2015 Bill Hailey Short Course
Carbonate Depositional Systems
Art Saller
Registration Open - Download Registration Form
Who Should Attend
This course is for earth scientists and engineers involved in exploration or production from carbonate rocks. This is an introductory course that assumes no pre-existing knowledge. It moves from basic principles to advanced ideas and case studies that will also help experienced geoscientists with practical aspects of carbonate depositional systems.
Objectives
This course will give participants a working knowledge of carbonate depositional systems.
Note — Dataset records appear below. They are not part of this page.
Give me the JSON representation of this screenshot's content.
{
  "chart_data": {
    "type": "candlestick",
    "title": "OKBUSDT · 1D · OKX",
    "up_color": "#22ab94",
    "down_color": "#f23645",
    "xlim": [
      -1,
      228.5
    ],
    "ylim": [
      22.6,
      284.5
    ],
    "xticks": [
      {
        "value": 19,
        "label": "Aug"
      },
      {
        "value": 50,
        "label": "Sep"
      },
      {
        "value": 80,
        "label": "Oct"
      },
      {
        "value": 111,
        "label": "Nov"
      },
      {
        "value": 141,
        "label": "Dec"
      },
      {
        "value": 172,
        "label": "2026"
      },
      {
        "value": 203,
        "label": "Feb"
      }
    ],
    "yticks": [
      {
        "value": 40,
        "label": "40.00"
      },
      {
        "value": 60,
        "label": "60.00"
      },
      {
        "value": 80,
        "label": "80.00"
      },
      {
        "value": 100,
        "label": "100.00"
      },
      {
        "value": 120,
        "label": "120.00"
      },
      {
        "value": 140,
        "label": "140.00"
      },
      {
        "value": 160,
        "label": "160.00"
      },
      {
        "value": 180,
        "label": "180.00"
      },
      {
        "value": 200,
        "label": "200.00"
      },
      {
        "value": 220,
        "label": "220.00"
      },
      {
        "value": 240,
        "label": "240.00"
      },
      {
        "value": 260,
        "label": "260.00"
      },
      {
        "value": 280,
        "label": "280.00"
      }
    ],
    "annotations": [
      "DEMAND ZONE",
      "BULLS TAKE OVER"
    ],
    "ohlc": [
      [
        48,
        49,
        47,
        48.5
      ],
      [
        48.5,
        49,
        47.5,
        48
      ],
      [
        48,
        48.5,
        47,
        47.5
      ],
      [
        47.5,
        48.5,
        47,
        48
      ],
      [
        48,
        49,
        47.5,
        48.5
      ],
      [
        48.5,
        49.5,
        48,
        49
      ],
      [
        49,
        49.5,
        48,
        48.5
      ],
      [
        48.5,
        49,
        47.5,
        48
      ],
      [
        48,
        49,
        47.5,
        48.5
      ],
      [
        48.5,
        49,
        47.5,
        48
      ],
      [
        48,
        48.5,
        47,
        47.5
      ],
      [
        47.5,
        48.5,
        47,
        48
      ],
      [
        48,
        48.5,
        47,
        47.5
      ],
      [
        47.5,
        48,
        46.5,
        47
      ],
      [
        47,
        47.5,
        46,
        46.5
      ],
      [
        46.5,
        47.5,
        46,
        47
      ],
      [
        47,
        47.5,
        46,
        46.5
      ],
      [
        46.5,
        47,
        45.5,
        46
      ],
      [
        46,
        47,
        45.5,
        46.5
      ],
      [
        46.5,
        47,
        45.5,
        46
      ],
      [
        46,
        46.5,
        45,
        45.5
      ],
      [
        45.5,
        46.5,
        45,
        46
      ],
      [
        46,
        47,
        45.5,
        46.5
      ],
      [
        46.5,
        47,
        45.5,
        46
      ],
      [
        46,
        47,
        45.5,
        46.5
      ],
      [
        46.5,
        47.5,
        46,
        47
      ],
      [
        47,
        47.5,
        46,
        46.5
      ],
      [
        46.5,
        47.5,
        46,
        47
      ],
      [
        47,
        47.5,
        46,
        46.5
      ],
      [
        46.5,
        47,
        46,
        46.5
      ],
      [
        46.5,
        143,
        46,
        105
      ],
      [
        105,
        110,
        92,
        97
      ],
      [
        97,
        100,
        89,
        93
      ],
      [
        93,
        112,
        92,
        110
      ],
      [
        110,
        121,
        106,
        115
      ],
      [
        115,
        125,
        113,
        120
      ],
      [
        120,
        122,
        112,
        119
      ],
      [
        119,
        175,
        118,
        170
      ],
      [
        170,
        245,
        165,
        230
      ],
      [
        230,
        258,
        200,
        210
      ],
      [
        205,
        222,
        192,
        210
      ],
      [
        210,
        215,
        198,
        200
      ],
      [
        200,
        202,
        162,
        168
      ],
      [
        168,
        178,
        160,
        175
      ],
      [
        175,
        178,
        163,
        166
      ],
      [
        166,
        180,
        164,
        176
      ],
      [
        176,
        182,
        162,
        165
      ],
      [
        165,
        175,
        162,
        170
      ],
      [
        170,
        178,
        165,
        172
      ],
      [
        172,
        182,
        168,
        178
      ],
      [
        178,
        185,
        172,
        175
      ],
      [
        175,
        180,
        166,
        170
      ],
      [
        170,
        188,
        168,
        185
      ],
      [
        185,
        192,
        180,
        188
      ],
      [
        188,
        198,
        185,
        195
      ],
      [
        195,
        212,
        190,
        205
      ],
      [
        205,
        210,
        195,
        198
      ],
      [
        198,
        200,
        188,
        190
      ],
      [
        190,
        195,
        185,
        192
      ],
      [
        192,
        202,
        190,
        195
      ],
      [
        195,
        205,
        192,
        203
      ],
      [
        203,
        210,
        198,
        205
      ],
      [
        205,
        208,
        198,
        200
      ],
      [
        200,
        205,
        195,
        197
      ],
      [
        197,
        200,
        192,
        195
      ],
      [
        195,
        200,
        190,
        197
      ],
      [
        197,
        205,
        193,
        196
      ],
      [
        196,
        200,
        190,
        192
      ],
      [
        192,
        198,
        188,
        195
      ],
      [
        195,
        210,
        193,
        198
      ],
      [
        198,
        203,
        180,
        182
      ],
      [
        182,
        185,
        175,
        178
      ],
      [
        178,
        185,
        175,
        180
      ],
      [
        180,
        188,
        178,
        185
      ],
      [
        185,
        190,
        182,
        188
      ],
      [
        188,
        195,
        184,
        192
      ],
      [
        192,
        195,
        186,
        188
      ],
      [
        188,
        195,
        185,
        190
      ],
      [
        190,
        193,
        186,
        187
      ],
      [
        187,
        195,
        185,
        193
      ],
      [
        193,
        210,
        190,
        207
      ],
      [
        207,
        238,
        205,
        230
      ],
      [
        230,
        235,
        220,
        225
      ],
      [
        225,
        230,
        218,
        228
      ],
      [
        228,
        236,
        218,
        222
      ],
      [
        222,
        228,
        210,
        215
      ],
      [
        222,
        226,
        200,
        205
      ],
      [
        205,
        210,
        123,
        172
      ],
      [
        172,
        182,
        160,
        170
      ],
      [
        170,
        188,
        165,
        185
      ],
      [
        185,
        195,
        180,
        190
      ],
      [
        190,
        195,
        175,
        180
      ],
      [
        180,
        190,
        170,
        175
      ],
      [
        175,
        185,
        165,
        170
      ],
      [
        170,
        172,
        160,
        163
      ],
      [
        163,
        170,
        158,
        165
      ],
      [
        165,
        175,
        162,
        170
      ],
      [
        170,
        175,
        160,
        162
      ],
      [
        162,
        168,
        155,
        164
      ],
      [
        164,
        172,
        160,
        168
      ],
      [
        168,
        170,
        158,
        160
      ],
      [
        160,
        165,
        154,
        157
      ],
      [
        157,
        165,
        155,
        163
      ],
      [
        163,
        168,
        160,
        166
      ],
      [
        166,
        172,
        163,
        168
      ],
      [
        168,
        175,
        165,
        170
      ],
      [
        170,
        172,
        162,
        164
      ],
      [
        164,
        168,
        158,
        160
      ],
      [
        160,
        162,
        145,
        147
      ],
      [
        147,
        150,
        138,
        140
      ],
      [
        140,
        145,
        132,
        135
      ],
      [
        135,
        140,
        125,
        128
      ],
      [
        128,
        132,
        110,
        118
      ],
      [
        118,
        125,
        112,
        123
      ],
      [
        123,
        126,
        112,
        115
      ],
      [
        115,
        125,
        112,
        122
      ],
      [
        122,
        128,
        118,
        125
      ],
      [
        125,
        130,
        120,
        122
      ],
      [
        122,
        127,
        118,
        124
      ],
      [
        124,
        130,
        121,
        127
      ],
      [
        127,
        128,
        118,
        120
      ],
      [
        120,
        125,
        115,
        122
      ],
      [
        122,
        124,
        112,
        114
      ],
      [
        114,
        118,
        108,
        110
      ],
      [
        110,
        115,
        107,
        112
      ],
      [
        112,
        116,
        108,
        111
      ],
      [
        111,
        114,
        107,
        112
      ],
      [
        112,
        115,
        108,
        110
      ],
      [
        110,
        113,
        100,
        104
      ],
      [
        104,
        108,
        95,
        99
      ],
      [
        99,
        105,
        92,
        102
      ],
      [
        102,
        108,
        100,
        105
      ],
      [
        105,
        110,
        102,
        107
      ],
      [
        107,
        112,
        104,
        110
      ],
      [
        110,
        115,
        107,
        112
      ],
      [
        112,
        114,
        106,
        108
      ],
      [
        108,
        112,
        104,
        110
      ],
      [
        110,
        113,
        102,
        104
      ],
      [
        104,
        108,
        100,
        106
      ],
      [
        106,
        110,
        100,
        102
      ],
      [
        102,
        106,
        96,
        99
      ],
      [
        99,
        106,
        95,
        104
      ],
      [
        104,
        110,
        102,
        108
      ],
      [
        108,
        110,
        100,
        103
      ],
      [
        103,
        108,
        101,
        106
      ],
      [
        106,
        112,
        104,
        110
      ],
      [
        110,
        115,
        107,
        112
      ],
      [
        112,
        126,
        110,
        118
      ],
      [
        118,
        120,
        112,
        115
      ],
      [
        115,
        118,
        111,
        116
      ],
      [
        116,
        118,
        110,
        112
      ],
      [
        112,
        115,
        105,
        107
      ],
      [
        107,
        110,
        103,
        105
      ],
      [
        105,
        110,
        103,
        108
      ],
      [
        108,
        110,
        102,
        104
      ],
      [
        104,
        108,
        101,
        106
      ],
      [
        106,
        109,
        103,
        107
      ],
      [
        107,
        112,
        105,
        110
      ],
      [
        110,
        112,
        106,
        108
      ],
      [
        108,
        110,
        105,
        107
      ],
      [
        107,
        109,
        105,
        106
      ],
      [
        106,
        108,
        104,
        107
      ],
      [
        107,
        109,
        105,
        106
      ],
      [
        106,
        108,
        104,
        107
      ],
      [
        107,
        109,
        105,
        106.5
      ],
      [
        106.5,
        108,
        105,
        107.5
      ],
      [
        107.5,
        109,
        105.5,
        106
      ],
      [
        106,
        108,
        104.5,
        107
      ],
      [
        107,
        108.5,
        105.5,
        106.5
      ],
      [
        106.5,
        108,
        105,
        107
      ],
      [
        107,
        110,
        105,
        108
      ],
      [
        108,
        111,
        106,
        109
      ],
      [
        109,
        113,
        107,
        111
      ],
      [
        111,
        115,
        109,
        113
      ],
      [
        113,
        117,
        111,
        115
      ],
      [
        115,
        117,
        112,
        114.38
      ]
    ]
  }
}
By the end of the course, participants will able to:
- Describe carbonate rocks according to depositional texture and grain types
- Interpret carbonate depositional environment from core descriptions and other data
- Know the characteristics of modern and ancient carbonate depositional environments
- Understand the relationship between depositional environments and carbonate grain types and textures
- Use depositional environments and facies data to understand variations in subsurface reservoir properties like porosity and permeability
- Predict the spatial distribution of different depositional environments in the context of reservoir development
- Understand different types carbonate depositional systems (ramps, shelves, isolated platforms, and buildups), and their implications to reservoir development
- Predict changes in depositional systems and facies during basin evolution and sea level fluctuations, including differences between “greenhouse” (small amplitude sea-level fluctuations) and “ice-house” (high amplitude sea-level fluctuations) times
Content
This course will alternate between lectures and practical exercises involving cores, logs and seismic data.
The course starts with an introductory lecture that summarizes key differences between carbonate and siliciclastic depositional systems, followed by a review of the Dunham classification of carbonate rocks and grain types. An exercise involving outcrop samples will allow participants to describe samples and relate them to depositional environments.
The second lecture is on carbonate depositional environments, and it will systematically examine modern environments, outcrop equivalents, and subsurface reservoir examples of each environment. An exercise involving cores and logs will illustrate ramp depositional environments and their effect on reservoir architecture during “greenhouse” times.
Carbonate sequence stratigraphy will be discussed in theory and practice. A core-log-seismic exercise will show to how predictable variations in reservoir development occur during ice-house cycles on a shelf and isolated platform.
This course will conclude with a discussion summarizing prediction of depositional facies, stratigraphy and reservoir development in a variety of different settings.
Date: Jan. 6, 2015, 1:30 a.m. - Jan. 6, 2015, 11:30 a.m.